Per questo Gesù ci ha annunciato che il Padre cerca adoratori in Spirito e Verità. La Chiesa è molto più degli edifici, anche di quelli magnifici che esprimono la fede di una generazione. La bellezza di una cattedrale gotica, o di un'icona del XIV secolo è nulla in confronto a un cristiano che offre la sua vita per il nemico. La bellezza che salverà il mondo brilla sul volto del Servo di Yahwè, incarnato nella sua Chiesa pellegrina nella storia. 

La chiesa è la comunione tra i fratelli, l'amore celeste che li unisce. Fratelli che si perdonano, che ricominciano ogni giorno in virtù della risurrezione del Signore: è questo il Tempio non costruito da mani di uomo, il corpo vivo di Cristo nella storia. Ammirarlo apre alla salvezza. Le chiese e l'arte hanno sempre espresso questo contenuto d'amore. Quando l'ammirazione si ferma alle pietre è vana. Se costruiamo templi perché siano ammirati li vedremmo ridotti un cumulo di pietre. 




Il ministero presbiterale, il matrimoni, lo studio, il lavoro, vissute in Cristo sono opere d'arte che mostrano il voto di Dio. Edificati per noi stessi, per vanagloria, si corrompono. Perché tutto ciò che non è edificato sulla Pietra scartata dai costruttori esprime il vuoto, per quanto esteticamente bello possa apparire. La sessualità ad esempio, se non esprime il contenuto di un amore fatto dono totale, è un tempio costruito per essere distrutto. Non resterà nulla di quell'amplesso che non sorge dall'amore autentico, sigillato dal sacramento, che fa dei due una carne sola. Laddove non vi è l'offerta di se stessi, nella mente e nel cuore prima ancora che nel corpo, nella conseguente apertura alla vita che Dio potrebbe donare, l'unione sessuale resta come un bel Tempio edificato per adorare se stessi. E non resterà nulla perché Dio distruggerà chi distrugge il suo Tempio che Cristo vivo in ogni uomo. 
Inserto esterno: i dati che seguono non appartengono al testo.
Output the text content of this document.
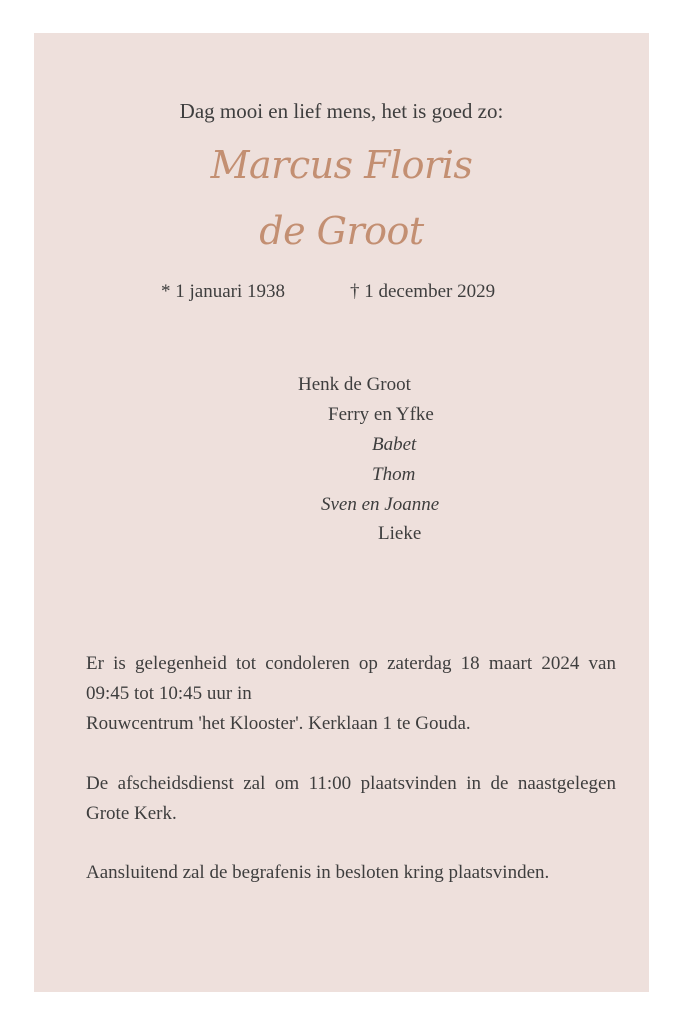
Dag mooi en lief mens, het is goed zo:
Marcus Floris
de Groot
* 1 januari 1938	† 1 december 2029
Henk de Groot
Ferry en Yfke
Babet
Thom
Sven en Joanne
Lieke
Er is gelegenheid tot condoleren op zaterdag 18 maart 2024 van 09:45 tot 10:45 uur in
Rouwcentrum 'het Klooster'. Kerklaan 1 te Gouda.
De afscheidsdienst zal om 11:00 plaatsvinden in de naastgelegen Grote Kerk.
Aansluitend zal de begrafenis in besloten kring plaatsvinden.
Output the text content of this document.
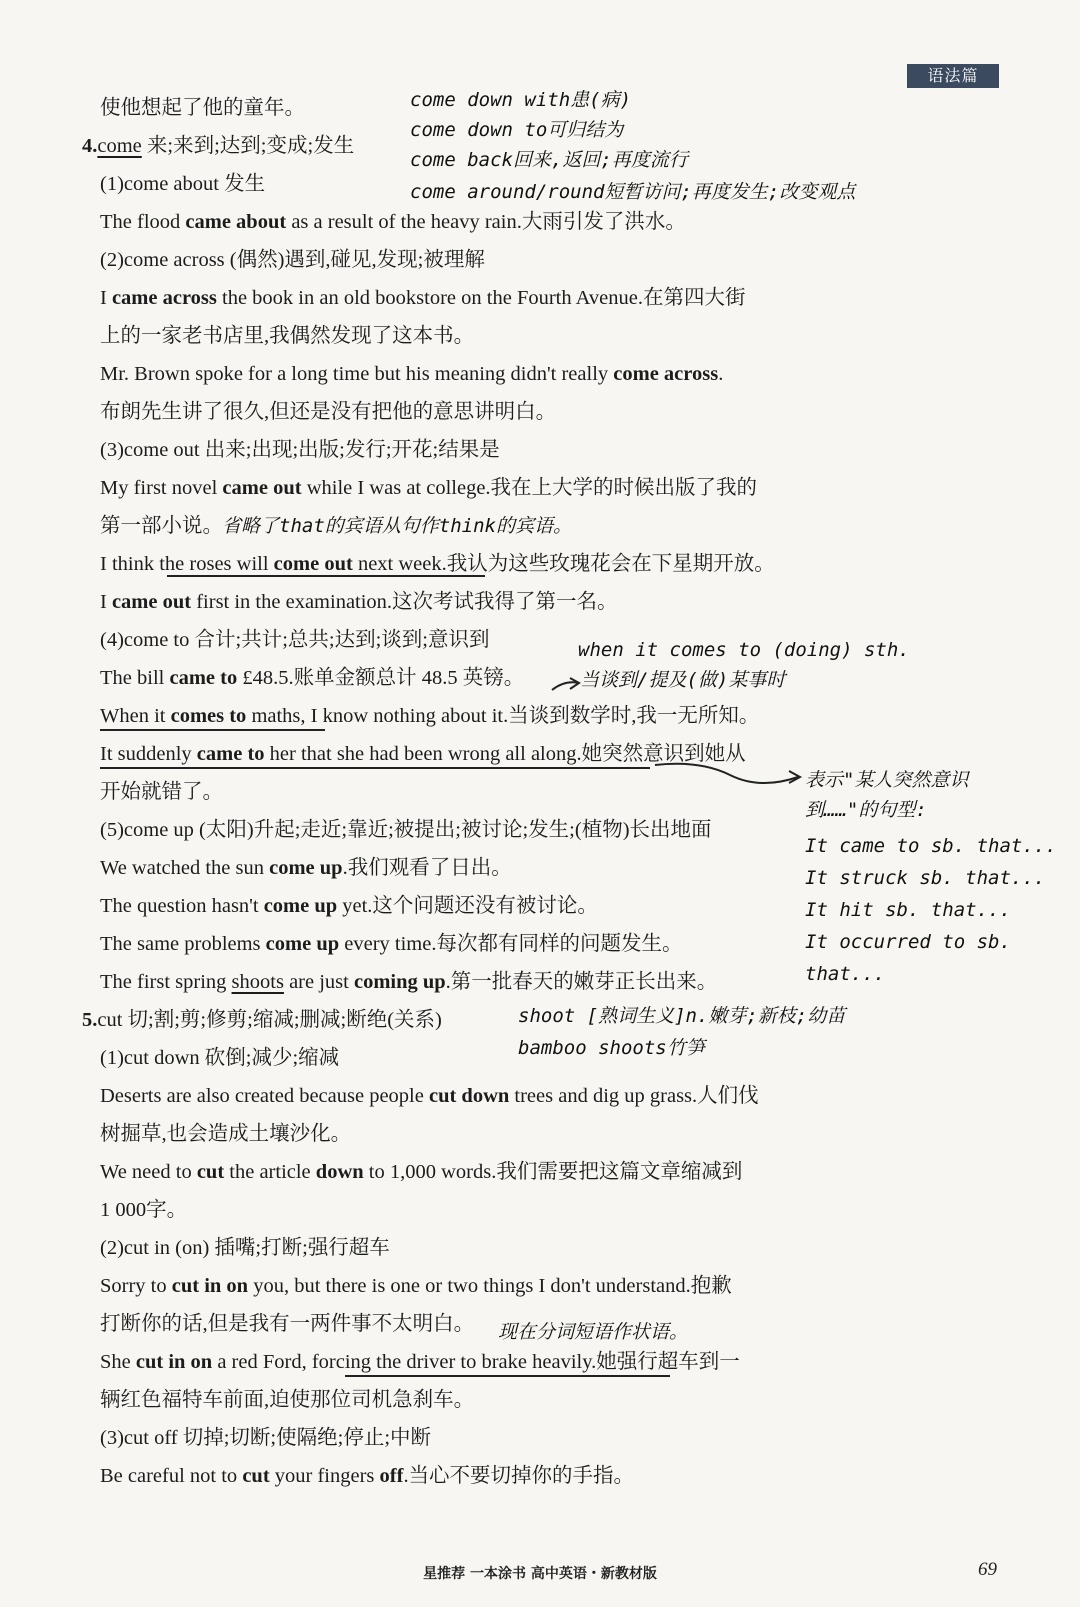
语法篇
使他想起了他的童年。
4.come 来;来到;达到;变成;发生
(1)come about 发生
The flood came about as a result of the heavy rain.大雨引发了洪水。
(2)come across (偶然)遇到,碰见,发现;被理解
I came across the book in an old bookstore on the Fourth Avenue.在第四大街
上的一家老书店里,我偶然发现了这本书。
Mr. Brown spoke for a long time but his meaning didn't really come across.
布朗先生讲了很久,但还是没有把他的意思讲明白。
(3)come out 出来;出现;出版;发行;开花;结果是
My first novel came out while I was at college.我在上大学的时候出版了我的
第一部小说。
I think the roses will come out next week.我认为这些玫瑰花会在下星期开放。
I came out first in the examination.这次考试我得了第一名。
(4)come to 合计;共计;总共;达到;谈到;意识到
The bill came to £48.5.账单金额总计 48.5 英镑。
When it comes to maths, I know nothing about it.当谈到数学时,我一无所知。
It suddenly came to her that she had been wrong all along.她突然意识到她从
开始就错了。
(5)come up (太阳)升起;走近;靠近;被提出;被讨论;发生;(植物)长出地面
We watched the sun come up.我们观看了日出。
The question hasn't come up yet.这个问题还没有被讨论。
The same problems come up every time.每次都有同样的问题发生。
The first spring shoots are just coming up.第一批春天的嫩芽正长出来。
5.cut 切;割;剪;修剪;缩减;删减;断绝(关系)
(1)cut down 砍倒;减少;缩减
Deserts are also created because people cut down trees and dig up grass.人们伐
树掘草,也会造成土壤沙化。
We need to cut the article down to 1,000 words.我们需要把这篇文章缩减到
1 000字。
(2)cut in (on) 插嘴;打断;强行超车
Sorry to cut in on you, but there is one or two things I don't understand.抱歉
打断你的话,但是我有一两件事不太明白。
She cut in on a red Ford, forcing the driver to brake heavily.她强行超车到一
辆红色福特车前面,迫使那位司机急刹车。
(3)cut off 切掉;切断;使隔绝;停止;中断
Be careful not to cut your fingers off.当心不要切掉你的手指。
come down with患(病)
come down to可归结为
come back回来,返回;再度流行
come around/round短暂访问;再度发生;改变观点
省略了that的宾语从句作think的宾语。
when it comes to (doing) sth.
当谈到/提及(做)某事时
表示"某人突然意识
到……"的句型:
It came to sb. that...
It struck sb. that...
It hit sb. that...
It occurred to sb.
that...
shoot [熟词生义]n.嫩芽;新枝;幼苗
bamboo shoots竹笋
现在分词短语作状语。
星推荐 一本涂书 高中英语・新教材版	69
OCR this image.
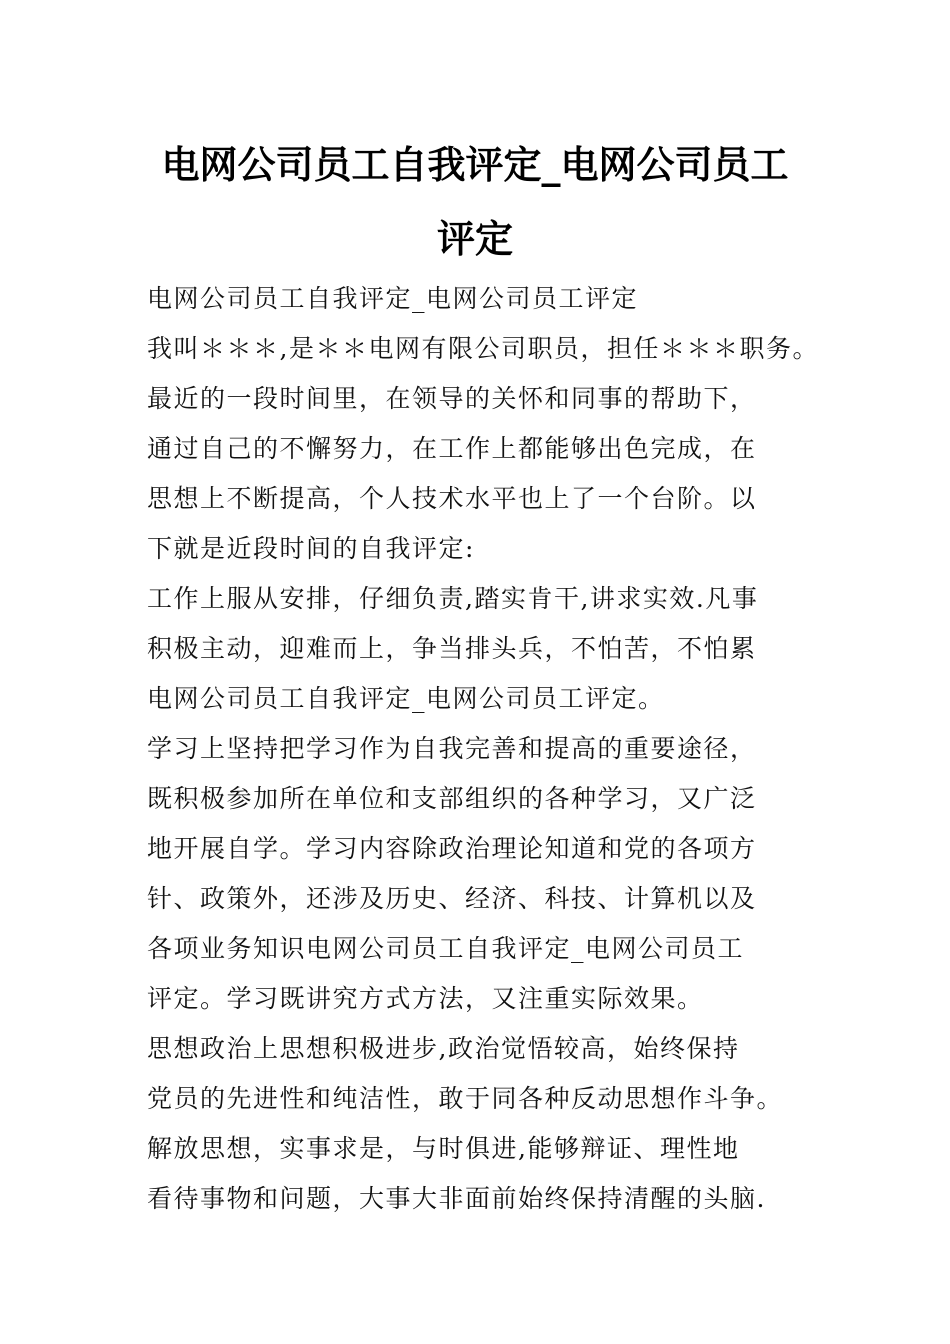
电网公司员工自我评定_电网公司员工
评定
电网公司员工自我评定_电网公司员工评定
我叫＊＊＊,是＊＊电网有限公司职员，担任＊＊＊职务。
最近的一段时间里，在领导的关怀和同事的帮助下，
通过自己的不懈努力，在工作上都能够出色完成，在
思想上不断提高，个人技术水平也上了一个台阶。以
下就是近段时间的自我评定:
工作上服从安排，仔细负责,踏实肯干,讲求实效.凡事
积极主动，迎难而上，争当排头兵，不怕苦，不怕累
电网公司员工自我评定_电网公司员工评定。
学习上坚持把学习作为自我完善和提高的重要途径，
既积极参加所在单位和支部组织的各种学习，又广泛
地开展自学。学习内容除政治理论知道和党的各项方
针、政策外，还涉及历史、经济、科技、计算机以及
各项业务知识电网公司员工自我评定_电网公司员工
评定。学习既讲究方式方法，又注重实际效果。
思想政治上思想积极进步,政治觉悟较高，始终保持
党员的先进性和纯洁性，敢于同各种反动思想作斗争。
解放思想，实事求是，与时俱进,能够辩证、理性地
看待事物和问题，大事大非面前始终保持清醒的头脑.
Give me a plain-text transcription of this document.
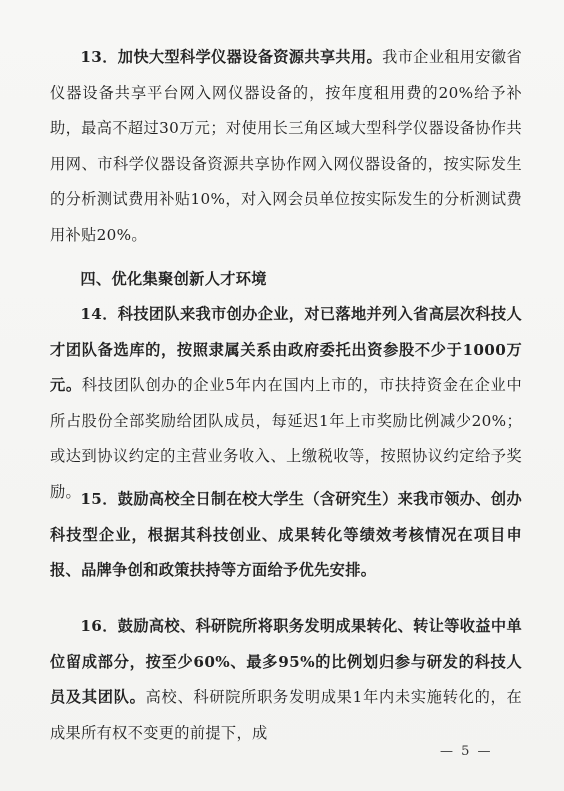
13．加快大型科学仪器设备资源共享共用。我市企业租用安徽省仪器设备共享平台网入网仪器设备的，按年度租用费的20%给予补助，最高不超过30万元；对使用长三角区域大型科学仪器设备协作共用网、市科学仪器设备资源共享协作网入网仪器设备的，按实际发生的分析测试费用补贴10%，对入网会员单位按实际发生的分析测试费用补贴20%。

四、优化集聚创新人才环境

14．科技团队来我市创办企业，对已落地并列入省高层次科技人才团队备选库的，按照隶属关系由政府委托出资参股不少于1000万元。科技团队创办的企业5年内在国内上市的，市扶持资金在企业中所占股份全部奖励给团队成员，每延迟1年上市奖励比例减少20%；或达到协议约定的主营业务收入、上缴税收等，按照协议约定给予奖励。 15．鼓励高校全日制在校大学生（含研究生）来我市领办、创办科技型企业，根据其科技创业、成果转化等绩效考核情况在项目申报、品牌争创和政策扶持等方面给予优先安排。

16．鼓励高校、科研院所将职务发明成果转化、转让等收益中单位留成部分，按至少60%、最多95%的比例划归参与研发的科技人员及其团队。高校、科研院所职务发明成果1年内未实施转化的，在成果所有权不变更的前提下，成

— 5 —
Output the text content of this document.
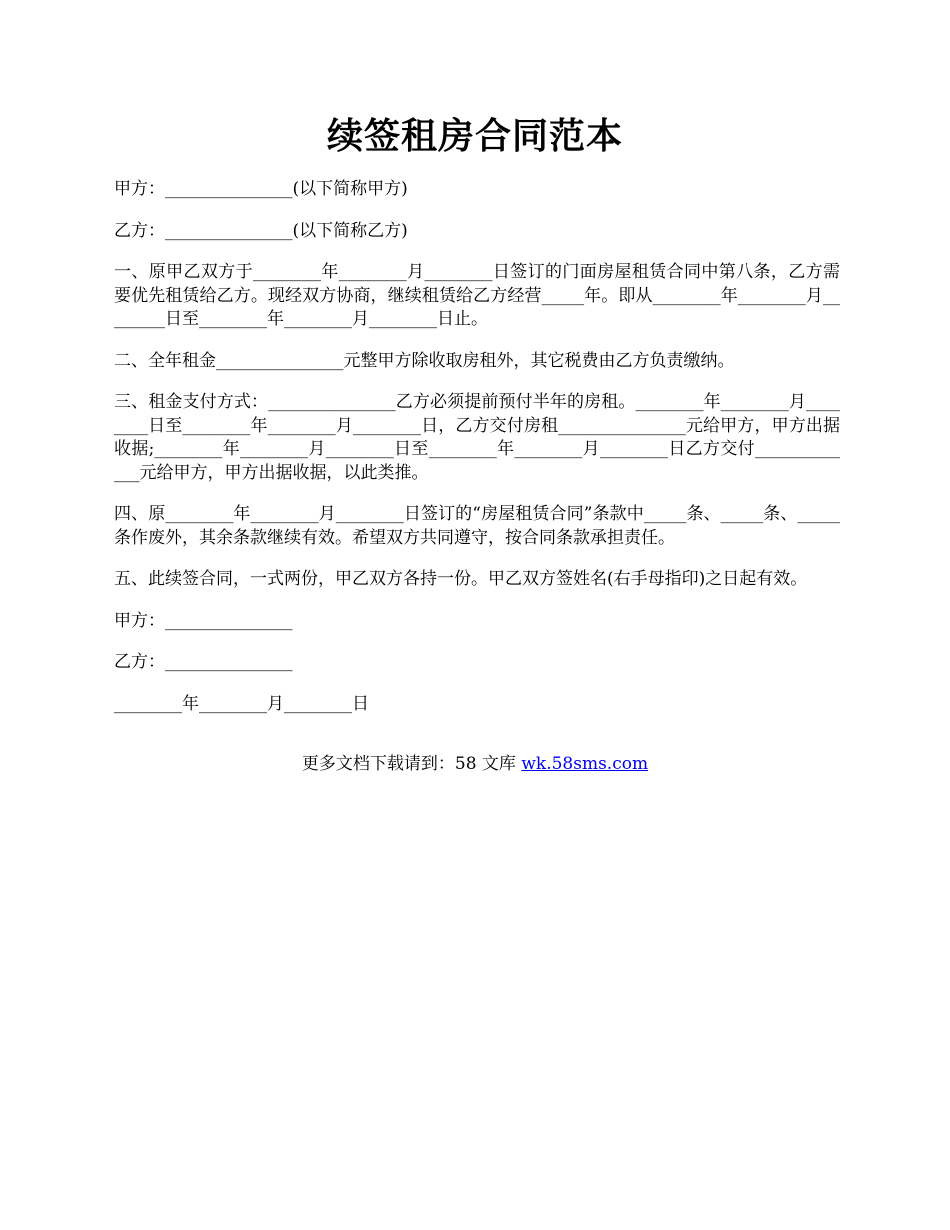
续签租房合同范本

甲方：_______________(以下简称甲方)

乙方：_______________(以下简称乙方)

一、原甲乙双方于________年________月________日签订的门面房屋租赁合同中第八条，乙方需要优先租赁给乙方。现经双方协商，继续租赁给乙方经营_____年。即从________年________月________日至________年________月________日止。

二、全年租金_______________元整甲方除收取房租外，其它税费由乙方负责缴纳。

三、租金支付方式：_______________乙方必须提前预付半年的房租。________年________月________日至________年________月________日，乙方交付房租_______________元给甲方，甲方出据收据;________年________月________日至________年________月________日乙方交付_____________元给甲方，甲方出据收据，以此类推。

四、原________年________月________日签订的“房屋租赁合同”条款中_____条、_____条、_____条作废外，其余条款继续有效。希望双方共同遵守，按合同条款承担责任。

五、此续签合同，一式两份，甲乙双方各持一份。甲乙双方签姓名(右手母指印)之日起有效。

甲方：_______________

乙方：_______________

________年________月________日

更多文档下载请到：58 文库 wk.58sms.com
Ma il Signore anche oggi passa nella nostra vita, Lui, il vero Tempio già ricostruito che cerca ciascuno di noi, anche nella nostra cecità, per ridonarci la vista, e con essa la vita. La vita in Lui dentro la storia di ogni giorno. La certezza che, come diceva San Francesco, è "morendo che si resuscita a vita nuova", con uno sguardo pieno di benedizione sul passato, di stupore sul presente, di speranza sul futuro. "Deve" morire il chicco per non restar solo, "devono" accadere tanti fatti "crocifissi" nella nostra vita, ma la speranza non delude, perché il suo amore è stato riversato nei nostri cuori. Perché Cristo ha sollevato la pietra di ogni nostro sepolcro.